As noted by the Rachel Carson Prize committee, Rosenthal’s dissertation, “Hawaiians who Left Hawai’i: Work, Body, and Environment in the Pacific World, 1786-1876,” is a “very compelling narrative, which brings a new insight into the meanings of circulation and the making of economies and environments. It excels across the categories used in our evaluation: writing, research and documentation, analysis, and contribution to the field.”
Rosenthal is an assistant professor of public history at Roanoke College in Salem, Virginia. His winning dissertation is a history of Native Hawaiian migrant labor in the 19th-century trans-Pacific economy.

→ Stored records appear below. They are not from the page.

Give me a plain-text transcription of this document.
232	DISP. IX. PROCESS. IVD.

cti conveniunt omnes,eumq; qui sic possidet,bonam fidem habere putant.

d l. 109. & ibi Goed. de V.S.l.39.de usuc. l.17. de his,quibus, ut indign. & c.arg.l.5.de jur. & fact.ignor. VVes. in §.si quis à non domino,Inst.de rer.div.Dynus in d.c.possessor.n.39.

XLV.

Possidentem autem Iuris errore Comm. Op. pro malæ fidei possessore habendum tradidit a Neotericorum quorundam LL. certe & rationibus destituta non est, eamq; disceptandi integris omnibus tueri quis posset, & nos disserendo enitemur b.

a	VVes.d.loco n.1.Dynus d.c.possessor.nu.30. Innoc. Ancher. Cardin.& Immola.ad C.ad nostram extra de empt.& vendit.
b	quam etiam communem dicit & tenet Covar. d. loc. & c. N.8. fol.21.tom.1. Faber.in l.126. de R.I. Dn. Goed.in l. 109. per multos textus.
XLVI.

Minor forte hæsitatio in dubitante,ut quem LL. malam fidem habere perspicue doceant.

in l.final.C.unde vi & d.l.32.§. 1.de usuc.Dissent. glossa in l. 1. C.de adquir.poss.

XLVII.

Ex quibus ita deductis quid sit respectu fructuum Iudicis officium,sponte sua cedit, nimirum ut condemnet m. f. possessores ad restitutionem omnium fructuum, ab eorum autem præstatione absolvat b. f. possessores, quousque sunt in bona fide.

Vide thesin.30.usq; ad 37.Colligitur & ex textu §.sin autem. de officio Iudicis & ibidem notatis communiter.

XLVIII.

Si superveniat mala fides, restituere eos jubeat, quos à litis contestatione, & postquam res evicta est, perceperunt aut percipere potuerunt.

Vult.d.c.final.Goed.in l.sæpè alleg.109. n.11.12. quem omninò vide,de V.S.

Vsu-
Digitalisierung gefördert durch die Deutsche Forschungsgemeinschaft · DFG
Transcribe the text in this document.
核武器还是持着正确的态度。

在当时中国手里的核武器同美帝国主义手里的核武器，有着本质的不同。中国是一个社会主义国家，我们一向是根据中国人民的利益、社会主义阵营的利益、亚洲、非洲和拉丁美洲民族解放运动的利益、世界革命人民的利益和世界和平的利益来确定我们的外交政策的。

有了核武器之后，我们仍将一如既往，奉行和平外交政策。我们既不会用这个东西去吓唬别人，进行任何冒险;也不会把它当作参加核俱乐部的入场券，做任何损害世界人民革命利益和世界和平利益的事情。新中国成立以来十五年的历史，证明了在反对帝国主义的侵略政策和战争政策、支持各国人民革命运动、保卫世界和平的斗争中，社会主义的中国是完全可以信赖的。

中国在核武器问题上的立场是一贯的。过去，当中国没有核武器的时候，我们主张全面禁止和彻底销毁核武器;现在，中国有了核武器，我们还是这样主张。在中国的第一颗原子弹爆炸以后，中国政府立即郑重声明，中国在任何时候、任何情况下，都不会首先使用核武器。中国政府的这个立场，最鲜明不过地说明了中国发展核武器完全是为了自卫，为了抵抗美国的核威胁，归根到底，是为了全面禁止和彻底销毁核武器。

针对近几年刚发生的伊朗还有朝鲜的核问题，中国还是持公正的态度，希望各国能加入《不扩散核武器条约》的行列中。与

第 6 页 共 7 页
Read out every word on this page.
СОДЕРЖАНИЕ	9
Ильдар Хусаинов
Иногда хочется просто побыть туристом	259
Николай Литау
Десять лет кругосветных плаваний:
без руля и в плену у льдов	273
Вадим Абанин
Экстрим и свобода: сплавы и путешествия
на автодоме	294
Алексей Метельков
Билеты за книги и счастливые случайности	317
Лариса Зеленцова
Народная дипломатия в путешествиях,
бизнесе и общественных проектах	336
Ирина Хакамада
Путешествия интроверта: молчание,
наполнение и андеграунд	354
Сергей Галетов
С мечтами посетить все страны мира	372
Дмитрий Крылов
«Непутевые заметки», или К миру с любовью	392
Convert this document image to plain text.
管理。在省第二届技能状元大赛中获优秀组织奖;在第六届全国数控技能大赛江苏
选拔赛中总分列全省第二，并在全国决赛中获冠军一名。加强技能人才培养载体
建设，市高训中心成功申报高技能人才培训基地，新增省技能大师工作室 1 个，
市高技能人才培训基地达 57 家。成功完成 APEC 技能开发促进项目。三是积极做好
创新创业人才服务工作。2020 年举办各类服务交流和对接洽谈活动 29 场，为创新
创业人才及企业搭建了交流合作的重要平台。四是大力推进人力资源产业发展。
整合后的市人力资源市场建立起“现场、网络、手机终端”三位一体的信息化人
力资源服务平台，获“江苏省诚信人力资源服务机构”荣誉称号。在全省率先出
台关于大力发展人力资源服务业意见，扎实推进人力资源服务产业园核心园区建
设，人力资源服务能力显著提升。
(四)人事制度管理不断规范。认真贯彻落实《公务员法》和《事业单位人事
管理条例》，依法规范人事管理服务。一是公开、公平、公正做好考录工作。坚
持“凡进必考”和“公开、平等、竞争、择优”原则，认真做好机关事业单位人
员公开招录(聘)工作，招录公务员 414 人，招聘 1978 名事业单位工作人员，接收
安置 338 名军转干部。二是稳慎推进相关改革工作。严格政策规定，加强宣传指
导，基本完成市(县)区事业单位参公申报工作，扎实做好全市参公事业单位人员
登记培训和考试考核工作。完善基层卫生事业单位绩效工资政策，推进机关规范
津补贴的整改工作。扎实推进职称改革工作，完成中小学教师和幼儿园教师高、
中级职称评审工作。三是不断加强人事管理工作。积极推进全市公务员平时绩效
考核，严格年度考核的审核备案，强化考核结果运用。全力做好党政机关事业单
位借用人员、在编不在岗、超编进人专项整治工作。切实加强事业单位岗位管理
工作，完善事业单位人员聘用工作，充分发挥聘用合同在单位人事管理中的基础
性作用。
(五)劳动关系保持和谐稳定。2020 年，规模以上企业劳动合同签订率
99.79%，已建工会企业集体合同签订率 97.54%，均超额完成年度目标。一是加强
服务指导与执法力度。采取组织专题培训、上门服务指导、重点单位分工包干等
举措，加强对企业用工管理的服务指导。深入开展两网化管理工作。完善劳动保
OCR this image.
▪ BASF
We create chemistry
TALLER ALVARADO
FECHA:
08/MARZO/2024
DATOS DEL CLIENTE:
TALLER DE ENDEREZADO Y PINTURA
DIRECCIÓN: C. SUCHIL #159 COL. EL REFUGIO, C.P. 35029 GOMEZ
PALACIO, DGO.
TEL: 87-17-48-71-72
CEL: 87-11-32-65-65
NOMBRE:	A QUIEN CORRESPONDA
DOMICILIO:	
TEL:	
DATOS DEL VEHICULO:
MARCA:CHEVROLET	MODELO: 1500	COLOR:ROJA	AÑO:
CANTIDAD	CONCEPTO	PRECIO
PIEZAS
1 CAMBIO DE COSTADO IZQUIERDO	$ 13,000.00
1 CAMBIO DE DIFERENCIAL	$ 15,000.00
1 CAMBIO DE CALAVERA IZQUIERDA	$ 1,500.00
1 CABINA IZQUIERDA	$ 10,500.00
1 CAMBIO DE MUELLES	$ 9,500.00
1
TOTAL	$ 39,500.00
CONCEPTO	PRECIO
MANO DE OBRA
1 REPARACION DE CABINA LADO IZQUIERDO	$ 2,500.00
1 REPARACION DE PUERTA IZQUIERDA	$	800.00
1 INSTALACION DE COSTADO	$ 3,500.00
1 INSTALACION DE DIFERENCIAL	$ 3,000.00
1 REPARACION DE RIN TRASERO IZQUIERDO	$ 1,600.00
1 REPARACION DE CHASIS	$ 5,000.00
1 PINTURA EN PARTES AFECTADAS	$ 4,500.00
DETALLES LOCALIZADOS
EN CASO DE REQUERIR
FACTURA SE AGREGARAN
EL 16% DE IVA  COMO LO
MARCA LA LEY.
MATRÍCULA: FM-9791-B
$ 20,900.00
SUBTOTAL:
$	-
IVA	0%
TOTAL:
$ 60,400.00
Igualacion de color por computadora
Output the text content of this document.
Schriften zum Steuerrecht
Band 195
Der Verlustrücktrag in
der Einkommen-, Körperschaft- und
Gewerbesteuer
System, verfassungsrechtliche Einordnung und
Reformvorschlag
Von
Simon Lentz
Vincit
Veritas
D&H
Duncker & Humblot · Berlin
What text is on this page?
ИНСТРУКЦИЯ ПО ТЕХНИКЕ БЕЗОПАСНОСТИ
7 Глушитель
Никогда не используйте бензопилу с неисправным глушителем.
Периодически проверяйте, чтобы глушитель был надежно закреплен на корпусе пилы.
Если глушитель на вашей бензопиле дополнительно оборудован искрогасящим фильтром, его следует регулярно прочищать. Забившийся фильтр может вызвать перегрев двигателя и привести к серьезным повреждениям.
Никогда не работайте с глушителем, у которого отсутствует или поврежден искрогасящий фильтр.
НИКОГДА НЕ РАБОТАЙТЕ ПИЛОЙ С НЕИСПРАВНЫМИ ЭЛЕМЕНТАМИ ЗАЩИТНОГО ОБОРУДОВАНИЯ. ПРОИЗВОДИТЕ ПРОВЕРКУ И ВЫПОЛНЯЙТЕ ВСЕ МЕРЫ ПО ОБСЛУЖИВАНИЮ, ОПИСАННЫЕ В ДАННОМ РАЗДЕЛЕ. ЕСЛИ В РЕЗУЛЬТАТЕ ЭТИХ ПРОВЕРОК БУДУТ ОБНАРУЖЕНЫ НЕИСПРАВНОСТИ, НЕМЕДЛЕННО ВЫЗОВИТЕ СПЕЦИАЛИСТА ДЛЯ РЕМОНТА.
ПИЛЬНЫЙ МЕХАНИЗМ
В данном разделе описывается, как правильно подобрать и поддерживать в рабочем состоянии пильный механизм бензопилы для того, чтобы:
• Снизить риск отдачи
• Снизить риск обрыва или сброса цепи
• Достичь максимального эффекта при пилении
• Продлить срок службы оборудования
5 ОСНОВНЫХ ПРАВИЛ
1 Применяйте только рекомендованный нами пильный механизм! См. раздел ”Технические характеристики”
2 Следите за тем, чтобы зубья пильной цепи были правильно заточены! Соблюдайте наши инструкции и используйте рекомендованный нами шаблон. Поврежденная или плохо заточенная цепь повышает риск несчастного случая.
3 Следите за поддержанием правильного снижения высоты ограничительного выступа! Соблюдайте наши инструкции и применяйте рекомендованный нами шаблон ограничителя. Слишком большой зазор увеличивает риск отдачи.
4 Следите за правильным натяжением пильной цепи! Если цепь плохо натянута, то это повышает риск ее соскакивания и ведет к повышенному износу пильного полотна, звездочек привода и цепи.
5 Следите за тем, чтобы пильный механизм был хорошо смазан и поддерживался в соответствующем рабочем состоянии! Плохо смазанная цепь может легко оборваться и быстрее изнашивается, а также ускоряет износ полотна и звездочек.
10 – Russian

He has published in Environmental History, World History Bulletin, Perspectives on History, and Solutions, and is the recipient of awards from the American Council of Learned Societies, the American Historical Association, the Huntington Library, the Bancroft Library, and the Massachusetts Historical Society.
While at Stony Brook, Rosenthal worked under the direction of History Professor Chris Sellers, with other History Professors Jared Farmer and Iona Man-Cheong also serving as advisors. “I’m so proud of this recognition of Gregory’s work,” notes Sellers, “as it really does epitomize the best our field has to offer.”